Öffentliche Bibliotheken treiben die Digitalisierung medialer Bestände bzw deren Management voran und entsprechen damit dem Trend zu „Big Data“. Gleichzeitig befinden sie sich in einem Transformationsprozess, der ihre Funktion als soziale Face-to-Face-Infrastruktur im urbanen Raum stärkt und so ihre bedeutende Rolle bei der Förderung sozialer Kohärenz hervorhebt. Es fällt auf, dass Forschungen zu beiden Entwicklungen sich selten aufeinander beziehen.
Im Open Europe Projekt ILIT (Infrastructuring the Social: Public Libraries and their Transformative Capacity in Austerity Urbanism) untersuchen wir diesen transformativen Prozess anhand dreier städtisch/regionaler Bibliotheksnetzwerke in Schweden, Österreich und den Niederlanden aus der innovativen Perspektive des „Infrastructuring“.
In Weiterentwicklung meiner Studien zur Technosozialität im Kontext medialer Kommunikation argumentiere ich, dass kulturwissenschaftliche Forschung den „imperative of data“ (Stefania Milan) produktiv durchkreuzen sollte. Daher nimmt mein Vortrag die Verwobenheit leiblicher und digitaler Räume und Praktiken – Technosozialität – im Hinblick auf urbane Infrastruktur methodisch und inhaltlich unter die Lupe.

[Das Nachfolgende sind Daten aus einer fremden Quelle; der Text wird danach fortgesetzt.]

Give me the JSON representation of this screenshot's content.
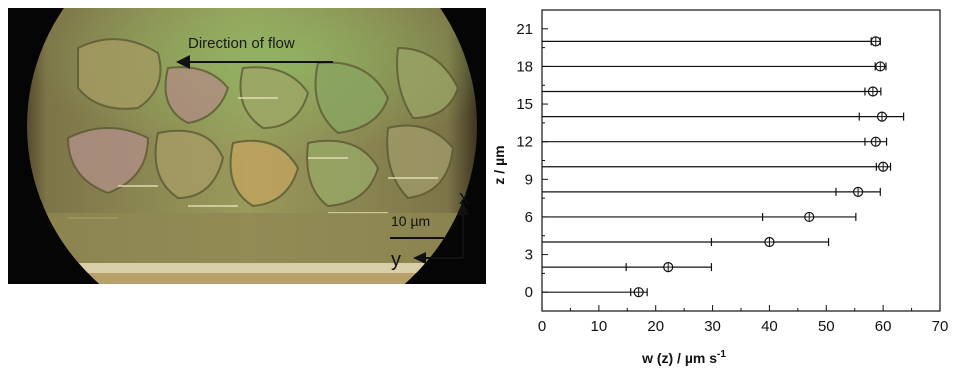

Herman Bausingers bahnbrechende Studie zur Volkskultur in der technischen Welt zeigte die Verflechtung von Technik und Alltagskultur anhand des Umgangs mit technischen Neuerungen des 19. und 20. Jahrhunderts auf. Heute betonen kritische Forschungen zu „Big Data“, dass deren Einsatz in Anwendung und Wissenschaft in das Leben der datafizierten Subjekte in nie dagewesener Weise eingreife. Der führende Medien- und Kultursoziologe Nick Couldry spricht von „Data Colonisation“ und fordert eine enge Anbindung von „Big-Data“ Forschung an „Small Data“ Praktiken etwa in zivilgesellschaftlichen Institutionen. In der digitalen Anthropologie praktiziert Dan Miller einen alltagsorientierten Ansatz der Technikforschung mit Fragen wie „Why we post“. Milan untersucht digitale Kultur, insbesondere den Umgang mit Daten und Dateninfrastruktur aus Perspektiven des Datenaktivismus und des globalen Südens. Dan McQuillen’s neueste Publikation trägt den Titel „Resist AI“ und kontextualisiert Formen des Maschinenlernens mit aktuellen sozialen Kämpfen.
Anhand ethnografischer Beispiele aus der ILIT-Forschung diskutiere ich methodische und begriffliche Herangehensweisen an diese hochaktuelle Problematik aus kulturwissenschaftlicher Perspektive.